If we want lasting change and new growth, we have to reach deep into the threads of our old stories. This is a painful process, I know it is. There are things that have happened to each one of us we would rather forget and bury deep in the past rather than take up and examine again. There are things about our countries we need to own and, yes, perhaps be ashamed of. But we have to stop ignoring the dropped stitches in the fabric of our lives and societies in pursuit of the superficial and comforting. Instead of always striving for the next new story, we can revisit our old ones. Instead of discarding these uncomfortable narratives, we can sit with discomfort, patiently teasing out warped weft and tangled snarl to weave a new pattern.

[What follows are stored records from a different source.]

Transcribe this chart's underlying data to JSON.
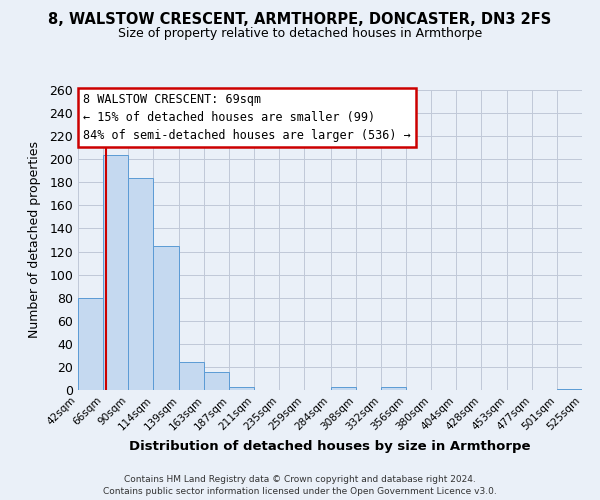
{
  "title": "8, WALSTOW CRESCENT, ARMTHORPE, DONCASTER, DN3 2FS",
  "subtitle": "Size of property relative to detached houses in Armthorpe",
  "xlabel": "Distribution of detached houses by size in Armthorpe",
  "ylabel": "Number of detached properties",
  "bar_edges": [
    42,
    66,
    90,
    114,
    139,
    163,
    187,
    211,
    235,
    259,
    284,
    308,
    332,
    356,
    380,
    404,
    428,
    453,
    477,
    501,
    525
  ],
  "bar_heights": [
    80,
    204,
    184,
    125,
    24,
    16,
    3,
    0,
    0,
    0,
    3,
    0,
    3,
    0,
    0,
    0,
    0,
    0,
    0,
    1
  ],
  "bar_color": "#c5d9f0",
  "bar_edge_color": "#5b9bd5",
  "property_line_x": 69,
  "property_line_color": "#cc0000",
  "ylim": [
    0,
    260
  ],
  "yticks": [
    0,
    20,
    40,
    60,
    80,
    100,
    120,
    140,
    160,
    180,
    200,
    220,
    240,
    260
  ],
  "xtick_labels": [
    "42sqm",
    "66sqm",
    "90sqm",
    "114sqm",
    "139sqm",
    "163sqm",
    "187sqm",
    "211sqm",
    "235sqm",
    "259sqm",
    "284sqm",
    "308sqm",
    "332sqm",
    "356sqm",
    "380sqm",
    "404sqm",
    "428sqm",
    "453sqm",
    "477sqm",
    "501sqm",
    "525sqm"
  ],
  "annotation_title": "8 WALSTOW CRESCENT: 69sqm",
  "annotation_line1": "← 15% of detached houses are smaller (99)",
  "annotation_line2": "84% of semi-detached houses are larger (536) →",
  "annotation_box_color": "#ffffff",
  "annotation_border_color": "#cc0000",
  "grid_color": "#c0c8d8",
  "bg_color": "#eaf0f8",
  "footer_line1": "Contains HM Land Registry data © Crown copyright and database right 2024.",
  "footer_line2": "Contains public sector information licensed under the Open Government Licence v3.0."
}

And it is in this reparative re-telling that a whole story can emerge, one that includes the multitude of stories, painful and beautiful, that make up our selves and our communities. We can work with our culture of re-sampling, building hybrid patchwork identities that tell old stories in critical and thoughtful new ways. We can choose complexity, truth, and reconciliation instead of selective histories. We can tell the stories that pick up dropped threads and forgotten narratives to make a more honest, rich, and varied cloth out of the old stories we’ve been telling ourselves: the reworking of the story that can begin to change everything.